Acórdão nº 06P2315 de Supremo Tribunal de Justiça (Portugal), 28 de Junho de 2006

Magistrado ResponsávelPEREIRA MADEIRA
Data da Resolução28 de Junho de 2006
EmissorSupremo Tribunal de Justiça (Portugal)

Acordam no Supremo Tribunal de Justiça 1. Após debate instrutório, desencadeado por acusação particular do assistente AA contra o Procurador-Adjunto BB, o Desembargador da Relação de Guimarães, titular da instrução requerida pelo acusado proferiu o seguinte despacho de não pronúncia [transcrição]: «Não há nulidades ou questões prévias que obstem ao conhecimento do mérito e, quanto a este, este Tribunal, por razões de economia e bom senso, tem que dizer desde já, que se está apenas perante uma questão comezinha sem qualquer dignidade penal.

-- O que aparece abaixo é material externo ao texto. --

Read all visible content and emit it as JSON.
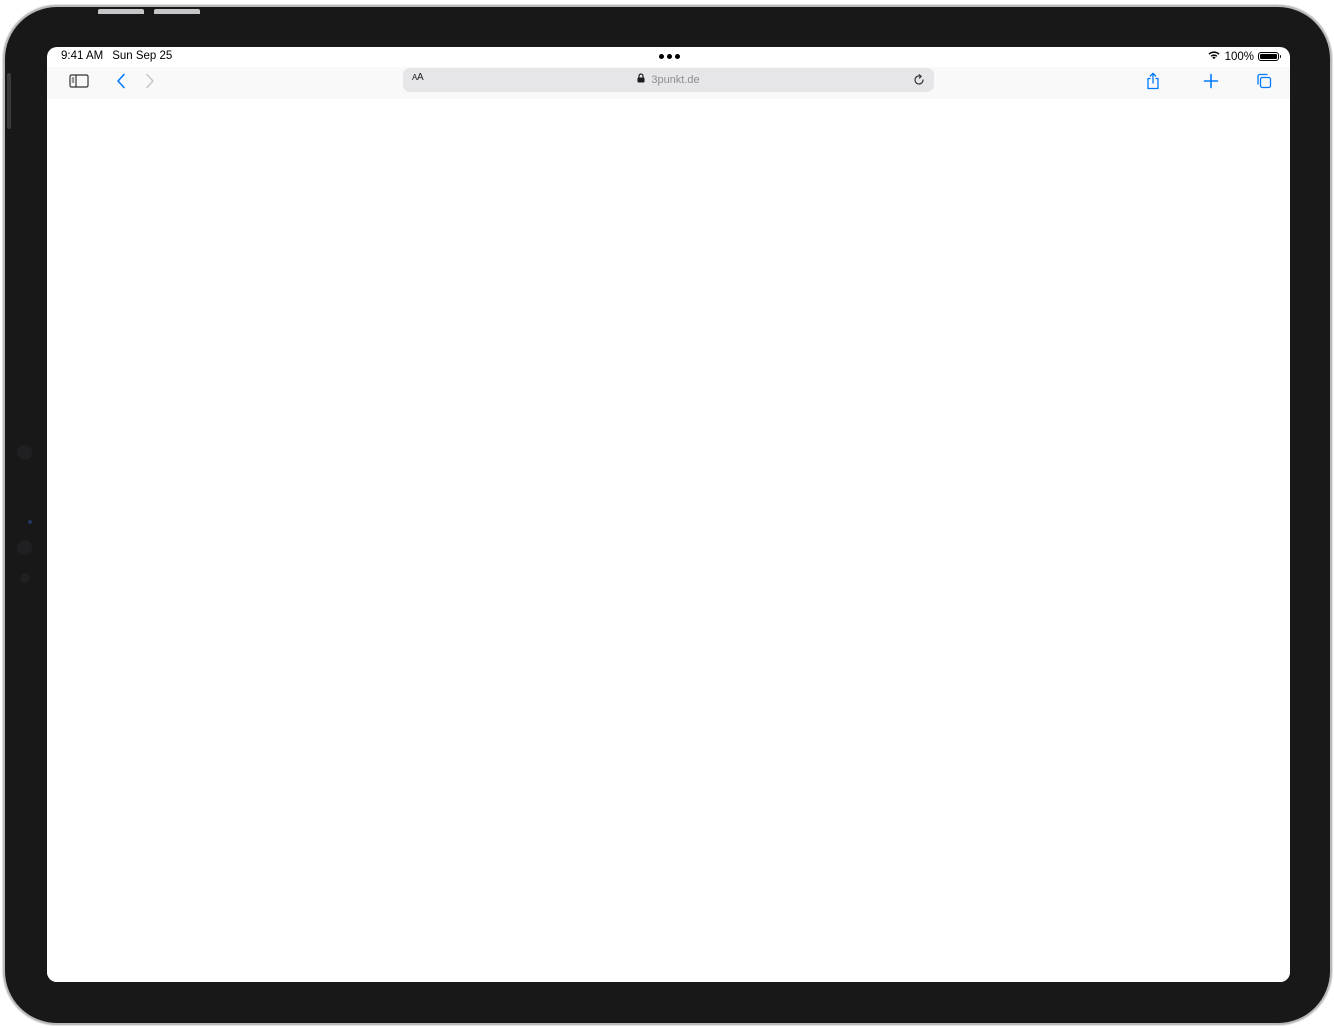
{
  "status_bar": {
    "time": "9:41 AM",
    "date": "Sun Sep 25",
    "battery_percent": "100%",
    "battery_level": 1.0
  },
  "toolbar": {
    "text_size_label_small": "A",
    "text_size_label_large": "A",
    "url": "3punkt.de"
  },
  "icons": {
    "sidebar": "sidebar-icon",
    "back": "chevron-left-icon",
    "forward": "chevron-right-icon",
    "lock": "lock-icon",
    "reload": "reload-icon",
    "share": "share-icon",
    "new_tab": "plus-icon",
    "tabs": "tabs-overview-icon",
    "wifi": "wifi-icon",
    "battery": "battery-icon"
  },
  "colors": {
    "accent": "#007aff",
    "accent_disabled": "#c7c7cc",
    "device_frame": "#181818"
  }
}
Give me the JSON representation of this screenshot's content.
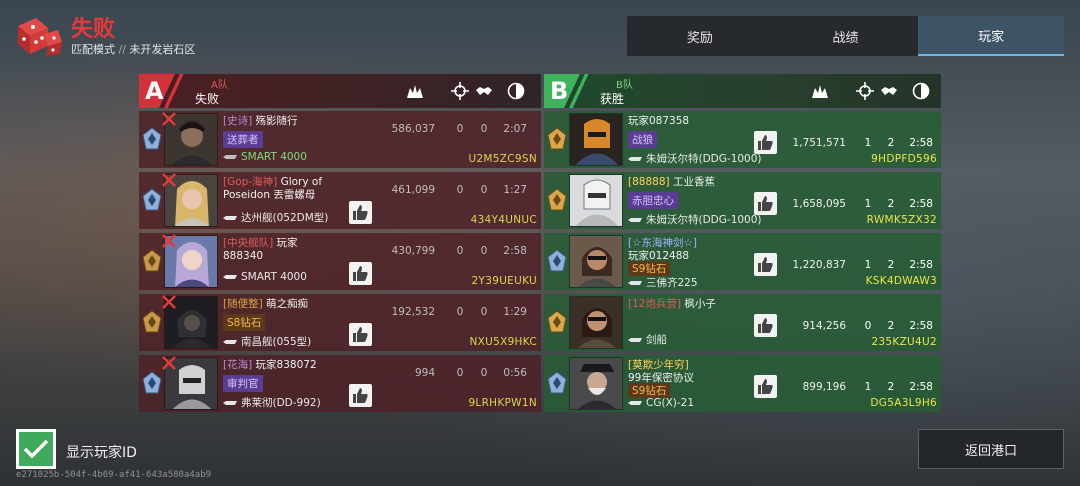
{
  "header": {
    "result_title": "失败",
    "mode": "匹配模式",
    "separator": "//",
    "map": "未开发岩石区"
  },
  "tabs": [
    {
      "label": "奖励",
      "active": false
    },
    {
      "label": "战绩",
      "active": false
    },
    {
      "label": "玩家",
      "active": true
    }
  ],
  "team_a": {
    "letter": "A",
    "name": "A队",
    "result": "失败",
    "players": [
      {
        "clan": "[史诗]",
        "name": "殇影随行",
        "badge": "送葬者",
        "ship": "SMART 4000",
        "score": "586,037",
        "kills": "0",
        "assists": "0",
        "time": "2:07",
        "id": "U2M5ZC9SN"
      },
      {
        "clan": "[Gop-海神]",
        "name": "Glory of Poseidon 丟雷螺母",
        "badge": "",
        "ship": "达州舰(052DM型)",
        "score": "461,099",
        "kills": "0",
        "assists": "0",
        "time": "1:27",
        "id": "434Y4UNUC"
      },
      {
        "clan": "[中央舰队]",
        "name": "玩家888340",
        "badge": "",
        "ship": "SMART 4000",
        "score": "430,799",
        "kills": "0",
        "assists": "0",
        "time": "2:58",
        "id": "2Y39UEUKU"
      },
      {
        "clan": "[随便整]",
        "name": "萌之痴痴",
        "badge": "S8钻石",
        "ship": "南昌舰(055型)",
        "score": "192,532",
        "kills": "0",
        "assists": "0",
        "time": "1:29",
        "id": "NXU5X9HKC"
      },
      {
        "clan": "[花海]",
        "name": "玩家838072",
        "badge": "审判官",
        "ship": "弗莱彻(DD-992)",
        "score": "994",
        "kills": "0",
        "assists": "0",
        "time": "0:56",
        "id": "9LRHKPW1N"
      }
    ]
  },
  "team_b": {
    "letter": "B",
    "name": "B队",
    "result": "获胜",
    "players": [
      {
        "clan": "",
        "name": "玩家087358",
        "badge": "战狼",
        "ship": "朱姆沃尔特(DDG-1000)",
        "score": "1,751,571",
        "kills": "1",
        "assists": "2",
        "time": "2:58",
        "id": "9HDPFD596"
      },
      {
        "clan": "[88888]",
        "name": "工业香蕉",
        "badge": "赤胆忠心",
        "ship": "朱姆沃尔特(DDG-1000)",
        "score": "1,658,095",
        "kills": "1",
        "assists": "2",
        "time": "2:58",
        "id": "RWMK5ZX32"
      },
      {
        "clan": "[☆东海神剑☆]",
        "name": "玩家012488",
        "badge": "S9钻石",
        "ship": "三佛齐225",
        "score": "1,220,837",
        "kills": "1",
        "assists": "2",
        "time": "2:58",
        "id": "KSK4DWAW3"
      },
      {
        "clan": "[12炮兵营]",
        "name": "枫小子",
        "badge": "",
        "ship": "剑船",
        "score": "914,256",
        "kills": "0",
        "assists": "2",
        "time": "2:58",
        "id": "235KZU4U2"
      },
      {
        "clan": "[莫欺少年穷]",
        "name": "99年保密协议",
        "badge": "S9钻石",
        "ship": "CG(X)-21",
        "score": "899,196",
        "kills": "1",
        "assists": "2",
        "time": "2:58",
        "id": "DG5A3L9H6"
      }
    ]
  },
  "bottom": {
    "show_id_label": "显示玩家ID",
    "show_id_checked": true,
    "uuid": "e271025b-504f-4b69-af41-643a580a4ab9",
    "return_label": "返回港口"
  },
  "colors": {
    "defeat": "#e53a3a",
    "team_a": "#d4313a",
    "team_b": "#3fb25c",
    "active_tab": "#3d5366",
    "player_id": "#d8d84c"
  }
}
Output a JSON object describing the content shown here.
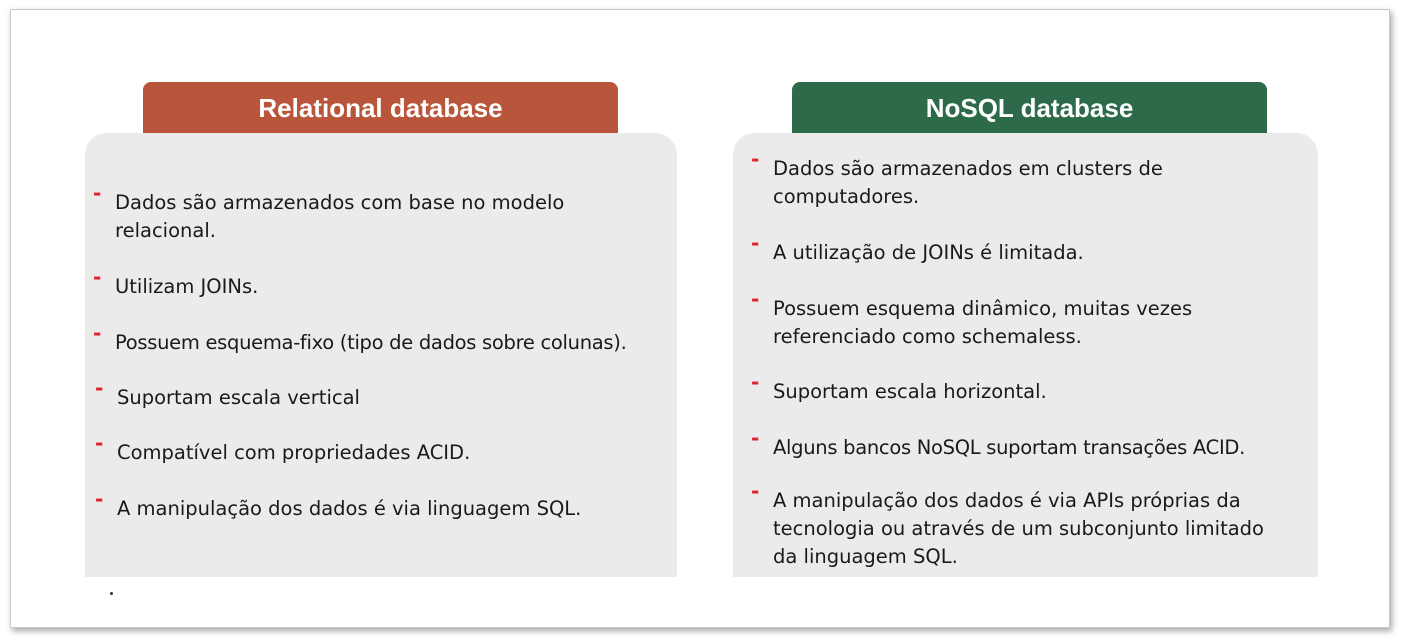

Aliás, a denúncia do ora assistente deveria ter sido morta à nascença pois não faz qualquer sentido que se ponha na mão de particulares um meio de fazer prosseguir uma denúncia absolutamente insustentada, quando o mesmo acontece para os crimes ditos semi-públicos.

As expressões usadas pelo Digno Magistrado do Ministério Público, nada revelam, objectiva a subjectivamente, de ofensivo e antes exprimem, para dar força às alegações, um mero juízo sobre a peça a que se respondia.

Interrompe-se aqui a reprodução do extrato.